The researchers published their findings in the International Journal of Molecular Sciences.

"Globally, the incidence and mortality rates of pancreatic cancer continue to rise, with a five-year survival rate of less than 10%," said co-author Narandalai Danshiitsoodol, associate professor in Department of Probiotic Science for Preventive Medicine, Graduate School of Biomedical and Health Sciences. "Pancreatic cancer is highly invasive and prone to metastasis, showing significant resistance to existing treatments, such as surgery, radiotherapy and chemotherapy. As such, there is an urgent need to identify new and effective anticancer compounds, particularly those derived from medicinal plants."

Prior studies by other researchers indicated that stevia leaf extract demonstrated potential as an anticancer drug, but isolating and applying the specific bioactive components that protect against cancer cells has remained challenging, Danshiitsoodol said. However, fermenting with bacteria can structurally change the extract and produce bioactive metabolites, which are compounds that can impact living organisms.

"To enhance the pharmacological efficacy of natural plant extracts, microbial biotransformation has emerged as an effective strategy," said corresponding author Masanori Sugiyama, professor in the Department of Probiotic Science for Preventive Medicine, Graduate School of Biomedical and Health Sciences. Sugiyama's lab has isolated and evaluated the health benefits of more than 1,300 lactic acid bacteria (LAB) strains from fruits, vegetables, flowers and medicinal plants. "In this study, we aimed to compare LAB-fermented and non-fermented extracts to identify key compounds that enhance bioactivity, ultimately contributing to the efficacy of herbal medicine in cancer prevention and therapy."

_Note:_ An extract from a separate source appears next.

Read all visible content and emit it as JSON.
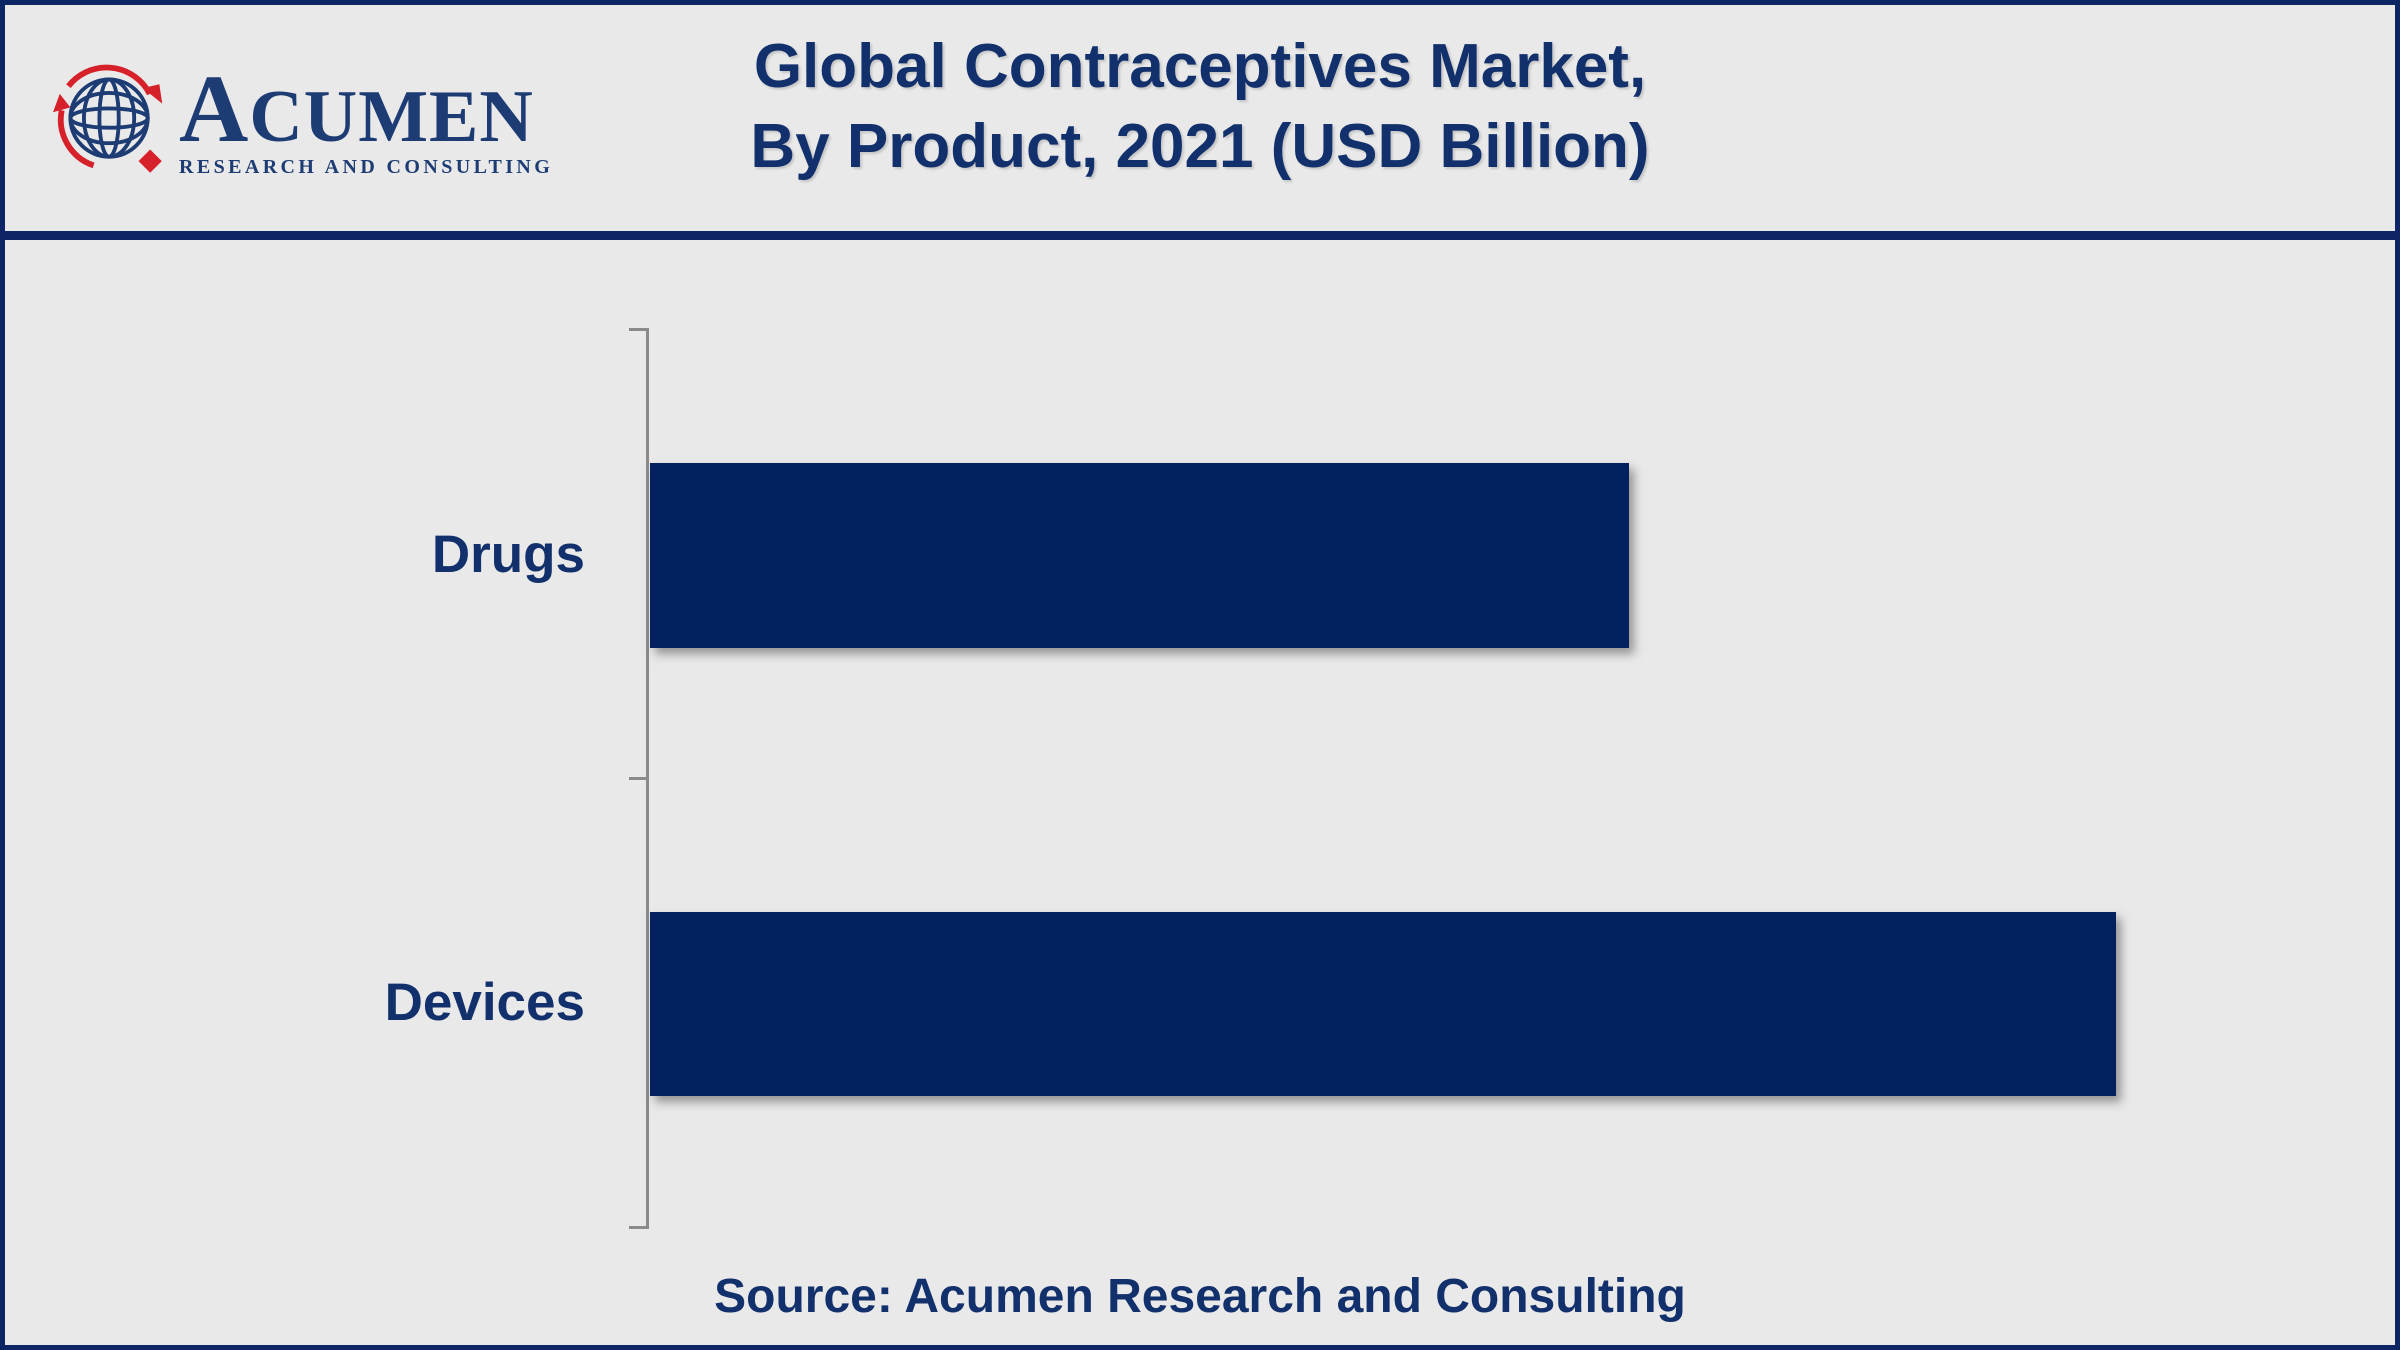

Specifically, the team fermented stevia leaf extract with plant-derived Lactobacillus plantarum SN13T strain (FSLE) and compared its effects on pancreatic cancer (PANC-1) cells in the lab, alongside non-cancerous human embryonic kidney cells HEK-293, to the effects of non-fermented stevia extract. The cells utilized in these experiments were acquired from established commercial cell lines.

"Our findings indicate that FSLE demonstrates significantly greater cytotoxicity than the non-fermented extract at equivalent concentrations, suggesting that the fermentation process enhances the bioactivity of the extract," Sugiyama said. "Notably, FSLE exhibited lower toxicity toward the HEK-293 cells, with minimal inhibition observed even at the highest concentration tested."

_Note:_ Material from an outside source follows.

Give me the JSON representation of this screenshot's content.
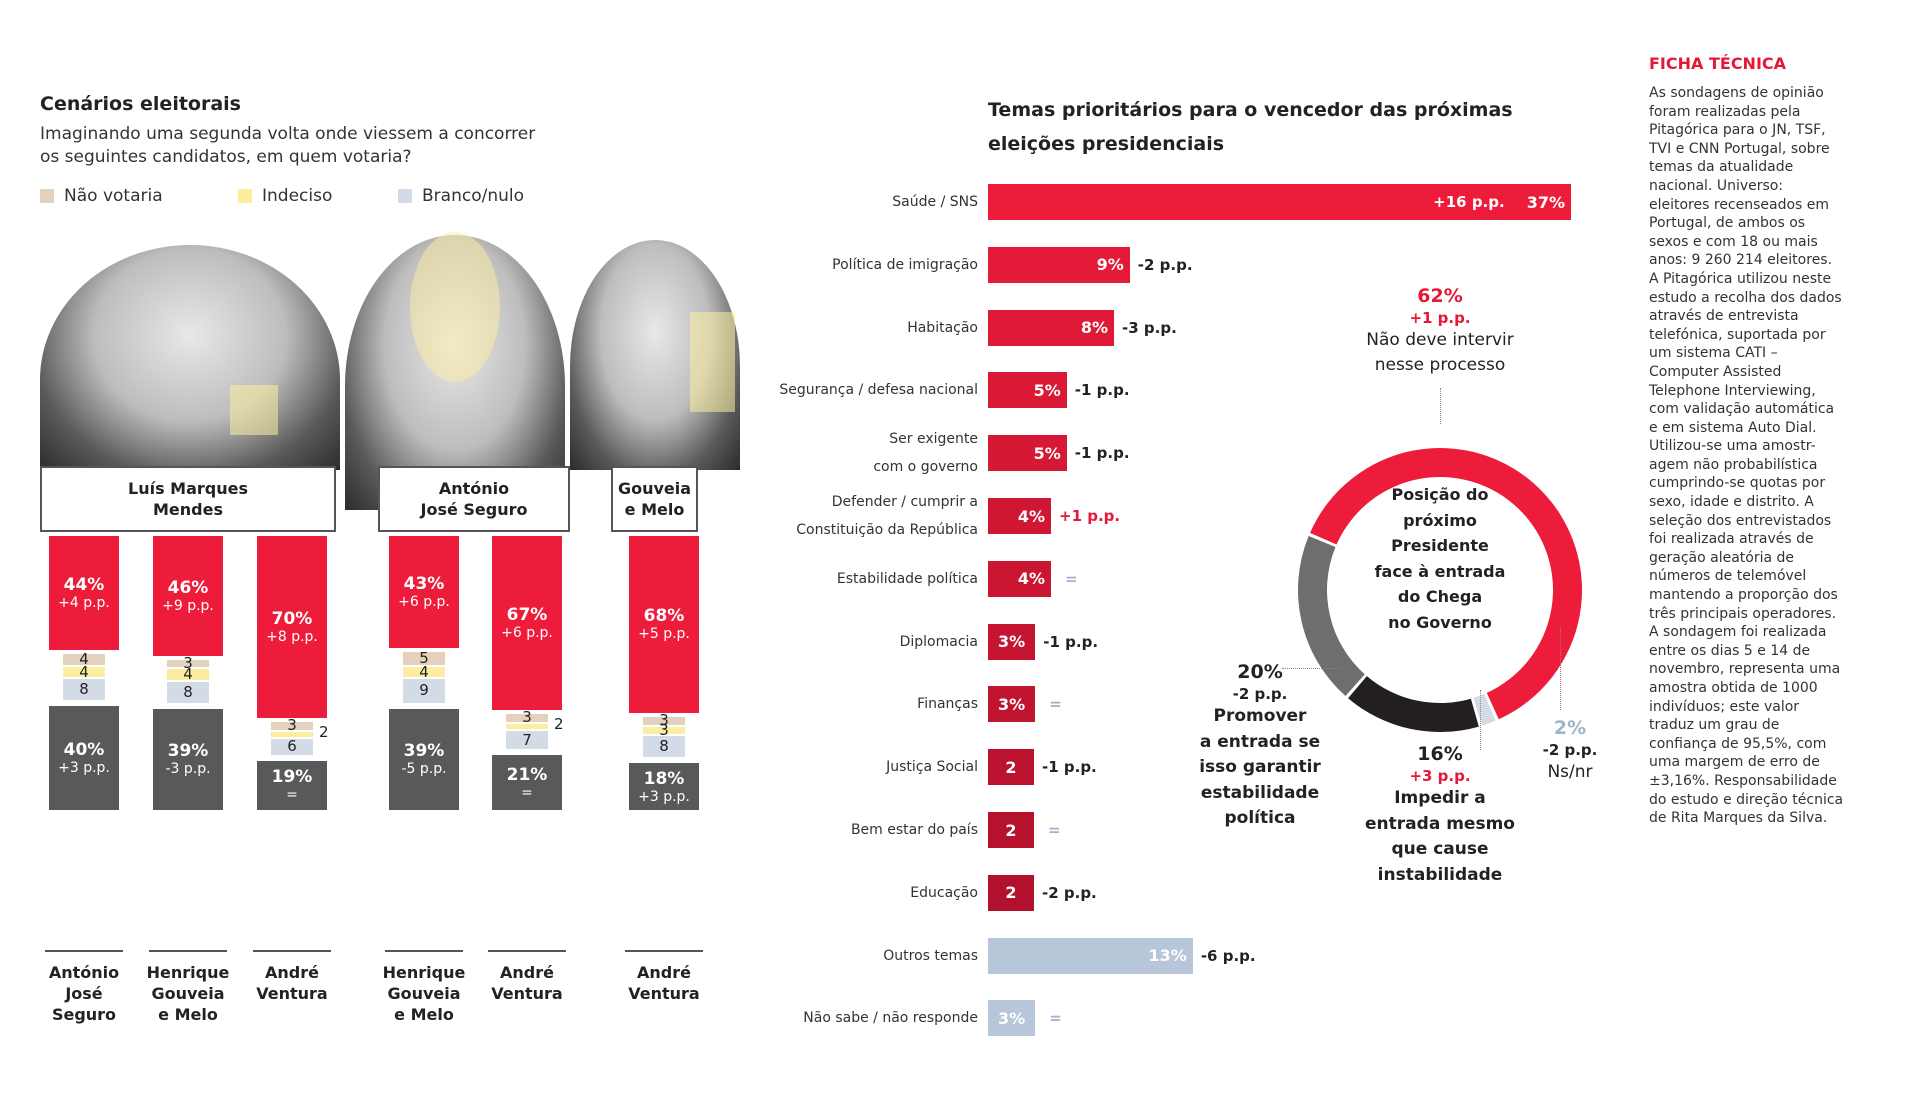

Additional analyses identified chlorogenic acid methyl ester (CAME) as the active anti-cancer compound. When fermented, the concentration of chlorogenic acid in the extract dropped six-fold, indicating a microbial transformation, according to Danshiitsoodol.

"This microbial transformation was likely due to specific enzymes in the bacteria strain used," Danshiitsoodol said. "Our data demonstrate that CAME exhibits stronger toxicity to cells and pro-apoptotic effects -- which encourage cell death -- on PANC-1 cells compared to chlorogenic acid alone."

Next, the researchers said they plan to study the effects in a mouse model to better understand the effectiveness of various dosages across a whole-body system.

"The present study has substantially enhanced our understanding of the mechanism of action of the Lactobacillus plantarum SN13T strain in the fermentation of herbal extracts, while also offering a valuable research perspective on the potential application of probiotics as natural anti-tumor agents," Danshiitsoodol said.

Other contributors include Rentao Zhang and Masafumi Noda, Department of Probiotic Science for Preventive Medicine, Graduate School of Biomedical and Health Sciences, Hiroshima University; and Sayaka Yonezawa and Keishi Kanno, Department of General Internal Medicine, Hiroshima University Hospital.